Triumph of the Krill
And this movie, yes, it’s about the Triumph of the Will. (31:38)
Nyad has used that phrase before. Her advisers might want to counsel her to stop.
BONUS MATERIAL
There Goes EverWalk’s Krispy Kreme Sponsorship
The worst investment I ever made was the stock of Krispy Kreme Doughnuts. A friend called me and said, “I’m standing in this place with glazed doughnuts coming off a conveyor belt. You’ve got to invest in this right away. I think the IPO’s coming.” So, I invested in it. It was a horrible investment. And I should have known better because none of us should be eating or investing in doughnuts. (39:50)
Remember when George HW Bush got in trouble for disparaging broccoli? Diana should be more careful.
The Empress Of Agony
Open-water swimming can bring emotional and physical pleasure. It can lead to hours of bliss. But you wouldn’t know that from listening to Diana. As far as she’s concerned, the more trauma she experiences (and describes), the more epic she’ll seem. From suffering flows adulation.
Here are some snippets from The Empress of Agony’s descriptions of her endeavors:
- “long, arduous sagas of pain.” (16:53)
- “long-term suffering.” (21:09)
- “[Box Jellies] paralyze your central nervous system, you feel your spinal cord is in paralysis, it’s a perfect killing machine. [It has] the most potent venom on all planet Earth. There’s no snake that can take you down with his venom as quickly as the little one-inch square cube of the box jellyfish.” (20:29)
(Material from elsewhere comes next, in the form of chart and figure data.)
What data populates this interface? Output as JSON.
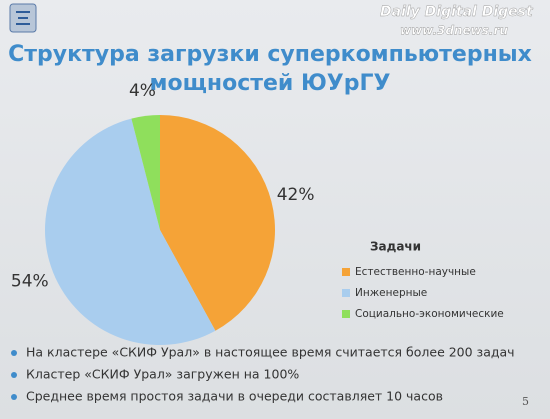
{
  "chart_data": {
    "type": "pie",
    "title": [
      "Структура загрузки суперкомпьютерных",
      "мощностей ЮУрГУ"
    ],
    "legend_title": "Задачи",
    "legend": "right",
    "categories": [
      "Естественно-научные",
      "Инженерные",
      "Социально-экономические"
    ],
    "values": [
      42,
      54,
      4
    ],
    "value_labels": [
      "42%",
      "54%",
      "4%"
    ],
    "colors": [
      "#f5a337",
      "#a9cdee",
      "#8fdf5c"
    ]
  },
  "slide": {
    "bullets": [
      "На кластере «СКИФ Урал» в настоящее время считается более 200 задач",
      "Кластер «СКИФ Урал» загружен на 100%",
      "Среднее время простоя задачи в очереди составляет 10 часов"
    ],
    "page_number": "5",
    "watermark": [
      "Daily Digital Digest",
      "www.3dnews.ru"
    ]
  }
}
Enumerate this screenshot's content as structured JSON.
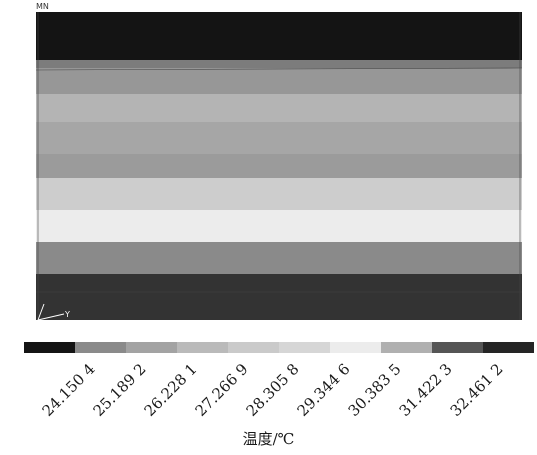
{
  "top_label": "MN",
  "triad_label": "Y",
  "unit_label": "温度/℃",
  "bands": [
    {
      "level": 0,
      "color": "#141414"
    },
    {
      "level": 2,
      "color": "#7c7c7c"
    },
    {
      "level": 3,
      "color": "#979797"
    },
    {
      "level": 5,
      "color": "#b4b4b4"
    },
    {
      "level": 4,
      "color": "#a6a6a6"
    },
    {
      "level": 3,
      "color": "#9b9b9b"
    },
    {
      "level": 6,
      "color": "#cdcdcd"
    },
    {
      "level": 7,
      "color": "#ececec"
    },
    {
      "level": 3,
      "color": "#8a8a8a"
    },
    {
      "level": 1,
      "color": "#333333"
    }
  ],
  "legend": {
    "colors": [
      "#141414",
      "#8a8a8a",
      "#a3a3a3",
      "#bababa",
      "#cacaca",
      "#d6d6d6",
      "#ececec",
      "#b0b0b0",
      "#555555",
      "#252525"
    ],
    "tick_labels": [
      "24.150 4",
      "25.189 2",
      "26.228 1",
      "27.266 9",
      "28.305 8",
      "29.344 6",
      "30.383 5",
      "31.422 3",
      "32.461 2"
    ]
  }
}
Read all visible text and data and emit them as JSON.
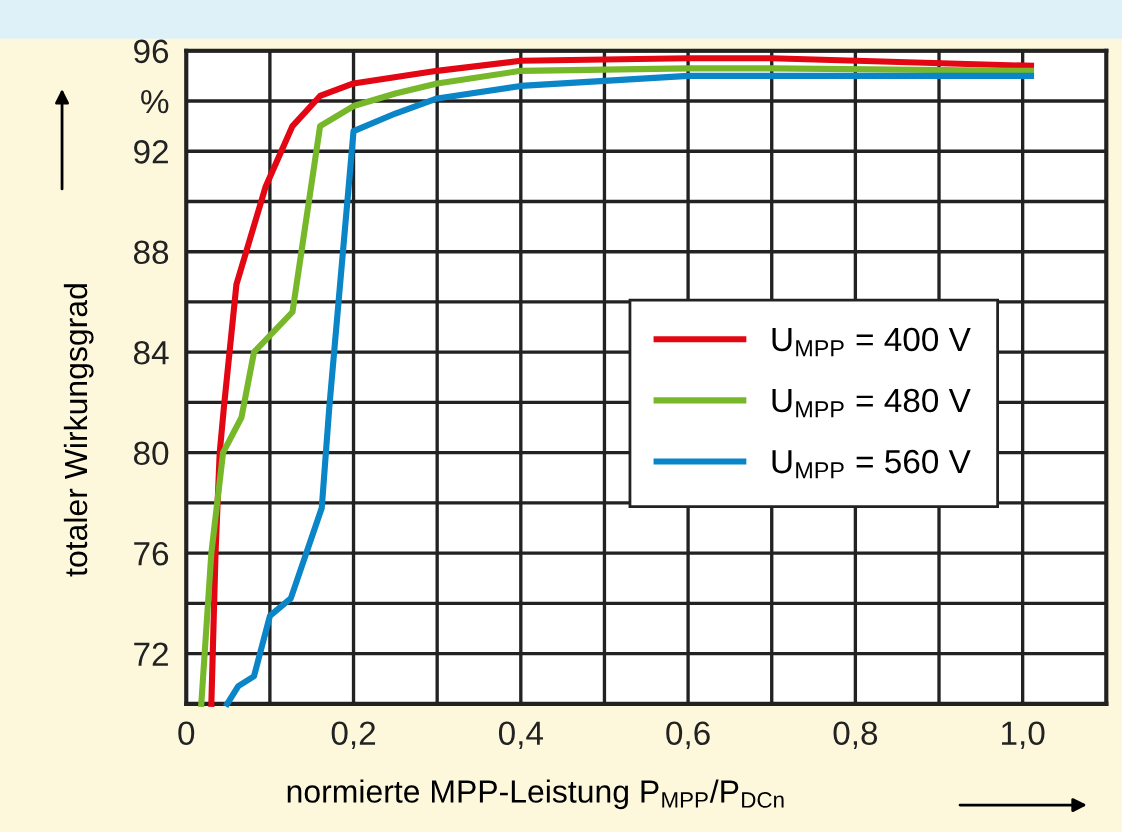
{
  "chart_data": {
    "type": "line",
    "xlabel": "normierte MPP-Leistung P$_{MPP}$/P$_{DCn}$",
    "ylabel": "totaler Wirkungsgrad",
    "xlim": [
      0,
      1.1
    ],
    "ylim": [
      70,
      96
    ],
    "xticks": [
      0,
      {
        "value": 0.1,
        "label": null
      },
      {
        "value": 0.2,
        "label": "0,2"
      },
      {
        "value": 0.3,
        "label": null
      },
      {
        "value": 0.4,
        "label": "0,4"
      },
      {
        "value": 0.5,
        "label": null
      },
      {
        "value": 0.6,
        "label": "0,6"
      },
      {
        "value": 0.7,
        "label": null
      },
      {
        "value": 0.8,
        "label": "0,8"
      },
      {
        "value": 0.9,
        "label": null
      },
      {
        "value": 1.0,
        "label": "1,0"
      }
    ],
    "yticks": [
      72,
      {
        "value": 74,
        "label": null
      },
      76,
      {
        "value": 78,
        "label": null
      },
      80,
      {
        "value": 82,
        "label": null
      },
      84,
      {
        "value": 86,
        "label": null
      },
      88,
      {
        "value": 90,
        "label": null
      },
      92,
      {
        "value": 94,
        "label": "%"
      },
      96
    ],
    "grid": true,
    "legend": "right",
    "marker": "none",
    "line_style": "solid",
    "series": [
      {
        "name": "U$_{MPP}$ = 400 V",
        "color": "#e30613",
        "x": [
          0.03,
          0.035,
          0.04,
          0.045,
          0.06,
          0.095,
          0.127,
          0.16,
          0.2,
          0.3,
          0.4,
          0.6,
          0.7,
          1.01
        ],
        "values": [
          70,
          76,
          80,
          81.8,
          86.7,
          90.6,
          93,
          94.2,
          94.7,
          95.2,
          95.6,
          95.7,
          95.7,
          95.4
        ]
      },
      {
        "name": "U$_{MPP}$ = 480 V",
        "color": "#76b82a",
        "x": [
          0.018,
          0.03,
          0.044,
          0.066,
          0.081,
          0.127,
          0.16,
          0.2,
          0.25,
          0.3,
          0.4,
          0.6,
          0.7,
          1.01
        ],
        "values": [
          70,
          76,
          80,
          81.4,
          84,
          85.6,
          93,
          93.8,
          94.3,
          94.7,
          95.2,
          95.3,
          95.3,
          95.2
        ]
      },
      {
        "name": "U$_{MPP}$ = 560 V",
        "color": "#0a85c8",
        "x": [
          0.049,
          0.062,
          0.081,
          0.1,
          0.125,
          0.162,
          0.171,
          0.2,
          0.25,
          0.3,
          0.4,
          0.6,
          1.01
        ],
        "values": [
          70,
          70.7,
          71.1,
          73.5,
          74.2,
          77.8,
          81.8,
          92.8,
          93.5,
          94.1,
          94.6,
          95.0,
          95.0
        ]
      }
    ]
  }
}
Sounds like fun! Where do I sign up?
Why Do Other Athletes Keep Their Distance?
And I think honestly, Karen, most of the people who have responded to this story — whether I’m out speaking or reading my book — [who] are seeing the documentary, and now they will see the feature film. Most of them are not swimmers, most of them are not athletes. (26:13)
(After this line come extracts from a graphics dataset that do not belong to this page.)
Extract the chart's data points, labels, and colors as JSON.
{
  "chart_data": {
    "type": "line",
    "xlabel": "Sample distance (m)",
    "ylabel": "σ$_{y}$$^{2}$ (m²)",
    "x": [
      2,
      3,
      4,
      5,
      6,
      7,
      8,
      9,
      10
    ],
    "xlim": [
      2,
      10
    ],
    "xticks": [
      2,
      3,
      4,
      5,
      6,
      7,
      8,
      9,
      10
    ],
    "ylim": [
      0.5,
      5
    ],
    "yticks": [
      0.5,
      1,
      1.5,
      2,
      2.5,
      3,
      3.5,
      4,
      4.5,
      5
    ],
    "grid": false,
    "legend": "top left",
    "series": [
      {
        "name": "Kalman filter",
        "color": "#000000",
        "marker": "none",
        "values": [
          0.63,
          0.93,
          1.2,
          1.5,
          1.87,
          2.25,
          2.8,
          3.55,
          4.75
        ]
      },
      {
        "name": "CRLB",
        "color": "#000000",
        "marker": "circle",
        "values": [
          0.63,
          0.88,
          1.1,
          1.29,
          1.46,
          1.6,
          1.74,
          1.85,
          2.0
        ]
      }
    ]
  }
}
Why does no one ever ask, “Why not?” Most marathon swimmers love to follow and support other swimmers. Legitimate ones, anyway.
Role Model
I grew up with a con artist father. Nyad had his strong suits. He was a wonderful storyteller. He was a bon vivant. Women loved to dance with him. Men loved to play cards with him. And he was a lot of fun.
And on the other hand, he was a thief. He was a liar. And we couldn’t trust him at home. Nothing he said was the truth. (6:35)
Sound familiar?
A World-Class Team
And the team — Bonnie and the team — had all their expertise, world class, from the sharks to the jellyfish to the navigation. (17:08)
But not to the observers or to anyone who had a clue about the sport of marathon swimming. Funny thing, that.